How do I know they wouldn't? I listen to them. I have had parents tell me in shock at how they let their kids watch Ghostbusters, only to discover to their horror that in this beloved children's classic there are people smoking cigarettes. I am always a little bewildered by this, since I saw so much worse than this. And do they think that if their kid spots Bill Murray with a cigarette dangling from his mouth they will immediately run out and start puffing on the old cancer sticks? This brings up the chicken and egg argument. Do people smoke because of the smoking in movies, or is there smoking in movies because people smoke? Are people violent because of the violence in movies or is there violence in movies because people are violent? Does art reflect society or shape it? I think good art can do both.

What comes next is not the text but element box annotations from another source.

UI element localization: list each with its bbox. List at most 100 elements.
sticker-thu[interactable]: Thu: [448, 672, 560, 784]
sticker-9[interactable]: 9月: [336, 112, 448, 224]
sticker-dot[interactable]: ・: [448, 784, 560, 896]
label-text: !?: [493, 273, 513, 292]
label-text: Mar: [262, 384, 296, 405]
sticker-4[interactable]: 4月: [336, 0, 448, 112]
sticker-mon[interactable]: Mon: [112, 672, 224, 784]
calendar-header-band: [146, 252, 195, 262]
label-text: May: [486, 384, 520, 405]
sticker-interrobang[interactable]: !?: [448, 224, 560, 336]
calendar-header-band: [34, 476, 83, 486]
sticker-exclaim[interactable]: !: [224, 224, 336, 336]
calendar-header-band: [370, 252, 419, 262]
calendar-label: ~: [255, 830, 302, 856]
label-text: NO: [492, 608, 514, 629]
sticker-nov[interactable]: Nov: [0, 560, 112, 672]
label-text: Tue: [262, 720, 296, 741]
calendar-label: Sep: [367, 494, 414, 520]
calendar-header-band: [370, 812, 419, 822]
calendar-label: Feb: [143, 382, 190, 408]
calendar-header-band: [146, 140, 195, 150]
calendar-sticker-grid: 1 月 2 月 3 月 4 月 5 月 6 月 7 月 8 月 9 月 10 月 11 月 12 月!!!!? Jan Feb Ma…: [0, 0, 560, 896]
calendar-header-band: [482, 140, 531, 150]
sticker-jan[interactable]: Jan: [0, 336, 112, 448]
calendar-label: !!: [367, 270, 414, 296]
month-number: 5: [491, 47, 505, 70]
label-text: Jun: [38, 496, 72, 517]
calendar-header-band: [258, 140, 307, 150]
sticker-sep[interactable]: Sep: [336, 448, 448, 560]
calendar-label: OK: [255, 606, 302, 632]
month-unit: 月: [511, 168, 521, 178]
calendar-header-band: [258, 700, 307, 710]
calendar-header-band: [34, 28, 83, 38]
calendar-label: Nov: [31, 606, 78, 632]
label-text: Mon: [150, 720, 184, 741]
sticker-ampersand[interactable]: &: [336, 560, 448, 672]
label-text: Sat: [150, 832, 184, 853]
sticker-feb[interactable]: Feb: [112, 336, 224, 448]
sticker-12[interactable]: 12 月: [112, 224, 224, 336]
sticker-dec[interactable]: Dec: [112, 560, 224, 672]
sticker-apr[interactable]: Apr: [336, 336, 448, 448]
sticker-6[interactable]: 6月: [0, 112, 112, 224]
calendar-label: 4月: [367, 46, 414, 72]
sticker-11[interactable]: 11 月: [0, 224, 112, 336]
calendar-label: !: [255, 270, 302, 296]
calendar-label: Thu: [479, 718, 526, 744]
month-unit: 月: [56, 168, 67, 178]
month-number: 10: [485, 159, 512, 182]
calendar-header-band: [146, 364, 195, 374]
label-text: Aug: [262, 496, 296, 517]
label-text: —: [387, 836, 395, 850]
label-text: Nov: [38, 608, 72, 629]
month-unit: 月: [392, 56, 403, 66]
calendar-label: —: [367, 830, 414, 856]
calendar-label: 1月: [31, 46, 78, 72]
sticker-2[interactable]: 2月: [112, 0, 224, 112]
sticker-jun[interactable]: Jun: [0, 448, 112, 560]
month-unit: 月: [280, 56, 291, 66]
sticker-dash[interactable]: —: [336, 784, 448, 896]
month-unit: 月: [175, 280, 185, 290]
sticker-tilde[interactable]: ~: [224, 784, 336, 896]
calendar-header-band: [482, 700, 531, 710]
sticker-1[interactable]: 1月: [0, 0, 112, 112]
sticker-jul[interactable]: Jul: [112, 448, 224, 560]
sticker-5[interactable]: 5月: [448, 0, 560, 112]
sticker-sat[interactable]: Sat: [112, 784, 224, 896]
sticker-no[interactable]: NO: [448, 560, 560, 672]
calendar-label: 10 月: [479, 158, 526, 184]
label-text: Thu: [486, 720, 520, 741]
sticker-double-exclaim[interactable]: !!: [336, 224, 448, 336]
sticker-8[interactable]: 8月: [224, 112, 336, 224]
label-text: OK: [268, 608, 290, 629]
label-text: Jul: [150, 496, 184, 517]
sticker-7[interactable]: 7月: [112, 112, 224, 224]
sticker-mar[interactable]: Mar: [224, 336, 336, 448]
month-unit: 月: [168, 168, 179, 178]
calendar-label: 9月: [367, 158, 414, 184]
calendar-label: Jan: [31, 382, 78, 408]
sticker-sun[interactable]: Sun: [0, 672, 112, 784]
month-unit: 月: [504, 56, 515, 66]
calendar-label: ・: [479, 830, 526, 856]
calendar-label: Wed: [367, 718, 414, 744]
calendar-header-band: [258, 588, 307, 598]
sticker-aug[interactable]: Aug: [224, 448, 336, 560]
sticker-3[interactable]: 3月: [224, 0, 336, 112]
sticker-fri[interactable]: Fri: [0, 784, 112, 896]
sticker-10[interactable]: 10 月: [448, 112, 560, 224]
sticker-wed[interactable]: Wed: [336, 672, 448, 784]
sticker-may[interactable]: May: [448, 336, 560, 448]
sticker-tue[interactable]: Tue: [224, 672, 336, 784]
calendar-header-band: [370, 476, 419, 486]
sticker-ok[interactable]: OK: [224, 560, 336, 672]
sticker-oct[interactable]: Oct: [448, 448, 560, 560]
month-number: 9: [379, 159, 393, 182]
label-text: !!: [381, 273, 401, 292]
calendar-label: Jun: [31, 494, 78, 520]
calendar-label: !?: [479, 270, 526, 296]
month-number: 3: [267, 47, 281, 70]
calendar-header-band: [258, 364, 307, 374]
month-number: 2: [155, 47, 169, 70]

Of course everyone has their own standards. I myself declined to let my kids see Robocop until they were older, after a rewatch reminded me how bloody that movie is. But there is a part of me that wonders if we don't overprotect kids now. Soon after I grew up there were channels devoted solely to kids that had "safe" programming. So they weren't exposed to the flesh eating monsters or (even worse to some) the flesh. But now our culture seems overly sensitive to a lot of things. Maybe if everyone had grown up watching The Rocky Horror Picture Show, no one would be getting their panties in a twist about drag shows. Maybe if more people has seen The World According To Garp there wouldn't be so much fear and confusion about trans people. Of course if more people had watched First Blood and fewer Rambo, maybe we'd have fewer people who romanticize guns and gun violence. Or maybe this is all so much nonsense, I'm not a political or social scientist. I'm just a guy who loves movies and who thinks it's a shame they have gotten so sanitized over the years. Of course, reverting to the chicken and egg argument, are movies more bland because people are so sensitive, or are people more sensitive because movies are so bland? In the end, everything I have written is so much sound and fury, signifying nothing.